Yesterday I attended a day’s training out on be the diocese and The Weddings Project. The purpose of the day was to help us to make sure our weddings were as good for the couple as they possibly good be and that we, as churches, give a clear message that marriage is a good thing and that we want to help those who are considering this big step. The weddings projects has identified some particular good ways where we can help and work with the couple …. but I’m not going to go into them as you can read them on the weddings project website if you want to.
The day started with the video that I have posted above. We were asked to watch the video and chat about why this has been seen by nearly 59 million people and how we would feel, and how our church would feel, if we held a wedding like this. As the video progressed a tear was brought to my eye – just for the sheer joy this couple and their guests were expressing – it was amazing to see.
When we got to the discussion I think a majority of people were enthusiastic but there were a significant number of worried voices – people concerned with how it would make them look, people concerned that if we ‘allowed’ this then people would just be taking the mickey out of the seriousness of the ceremony. These people seemed to be trying to ‘protect’ something … but their concern worried me because I think they were in danger of falling into the trap of thinking that our ministry is all about us. It’s easy to think we have control and this, I think, is one of the reasons why church weddings are in decline.
As church, as Christians, we need to realise we are called to serve, to make a difference, to welcome.
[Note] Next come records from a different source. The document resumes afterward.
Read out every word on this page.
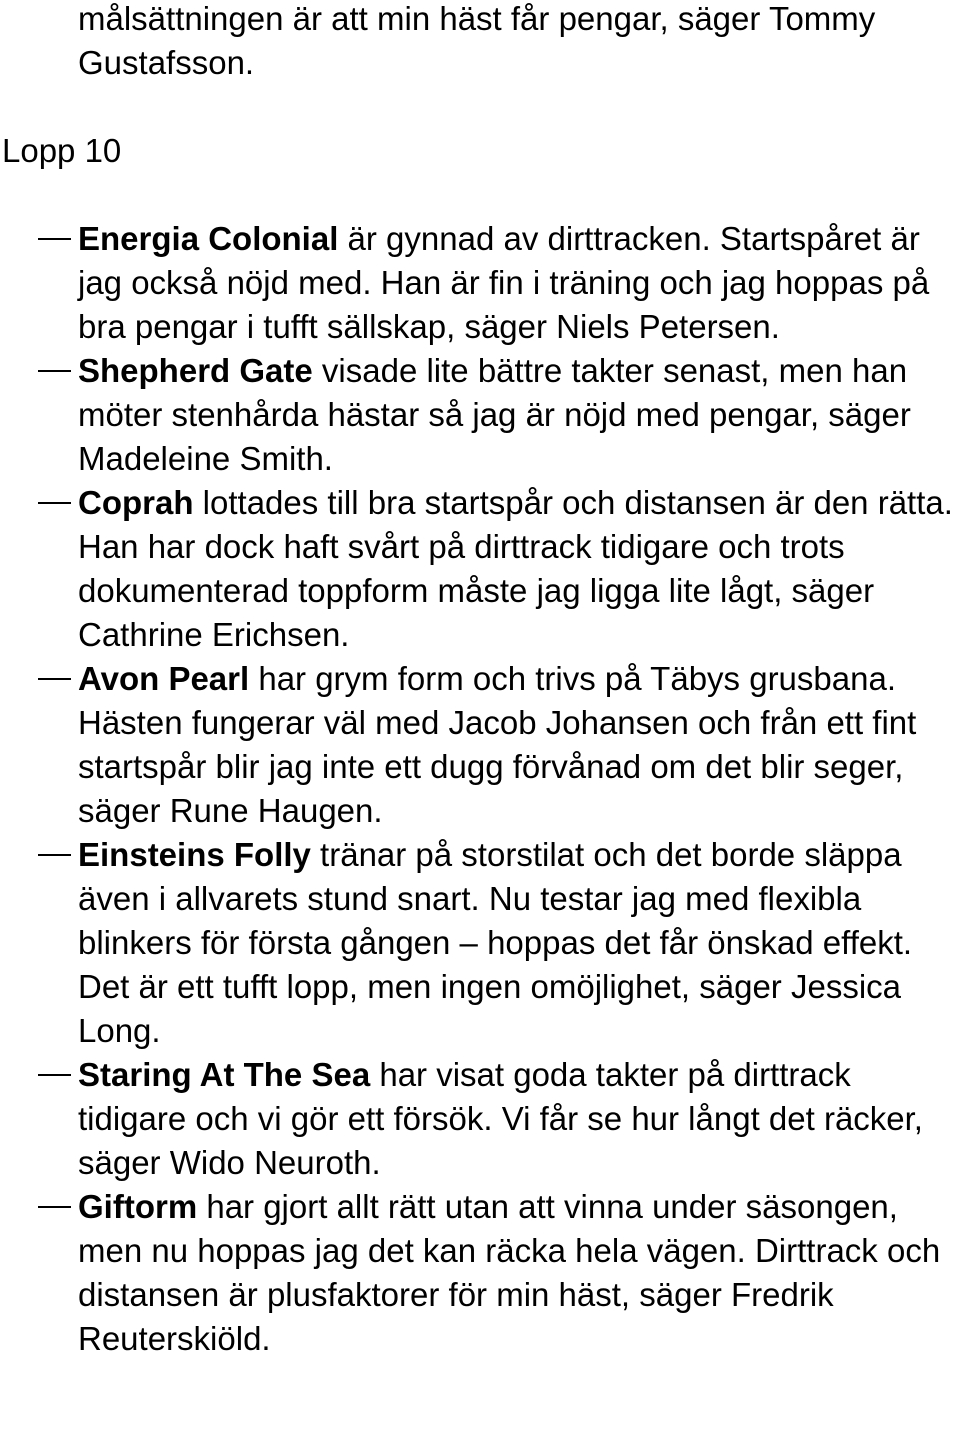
målsättningen är att min häst får pengar, säger Tommy Gustafsson.

Lopp 10
Energia Colonial är gynnad av dirttracken. Startspåret är jag också nöjd med. Han är fin i träning och jag hoppas på bra pengar i tufft sällskap, säger Niels Petersen.
Shepherd Gate visade lite bättre takter senast, men han möter stenhårda hästar så jag är nöjd med pengar, säger Madeleine Smith.
Coprah lottades till bra startspår och distansen är den rätta. Han har dock haft svårt på dirttrack tidigare och trots dokumenterad toppform måste jag ligga lite lågt, säger Cathrine Erichsen.
Avon Pearl har grym form och trivs på Täbys grusbana. Hästen fungerar väl med Jacob Johansen och från ett fint startspår blir jag inte ett dugg förvånad om det blir seger, säger Rune Haugen.
Einsteins Folly tränar på storstilat och det borde släppa även i allvarets stund snart. Nu testar jag med flexibla blinkers för första gången – hoppas det får önskad effekt. Det är ett tufft lopp, men ingen omöjlighet, säger Jessica Long.
Staring At The Sea har visat goda takter på dirttrack tidigare och vi gör ett försök. Vi får se hur långt det räcker, säger Wido Neuroth.
Giftorm har gjort allt rätt utan att vinna under säsongen, men nu hoppas jag det kan räcka hela vägen. Dirttrack och distansen är plusfaktorer för min häst, säger Fredrik Reuterskiöld.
We are not called to maintain a status quo, we are called to exist for the benefit of others.
The Archbishop of York reminded us in his amazing poignant way yesterday via a video clip that we do not own the church:
‘We are guests, not hosts. As guests we bring gifts – our building, our faith, our truth. Christ is the host and we are invited a long’
We are all guests in Christ’s church. Christ loves it when we come and Christ loves it when others come. As guests we are asked to invite other guests …. but we can’t tell them how they should come, or how they should behave, or what they should do ….. we are not hosts …. we are guests. The host is Jesus and, as we now, Jesus is accepting of everyone … no matter how they look, sound, behave or what they believe.
During this Advent time of waiting I have been thinking, with little success, of some aspect of my faith to contemplate futher. I wonder whether I have had little success and have had to start late, or wait, this Advent because yesterday God shared with me something I need to re-learn, remember and re-contemplate ….
I am a guest in Christ’s church, not a host.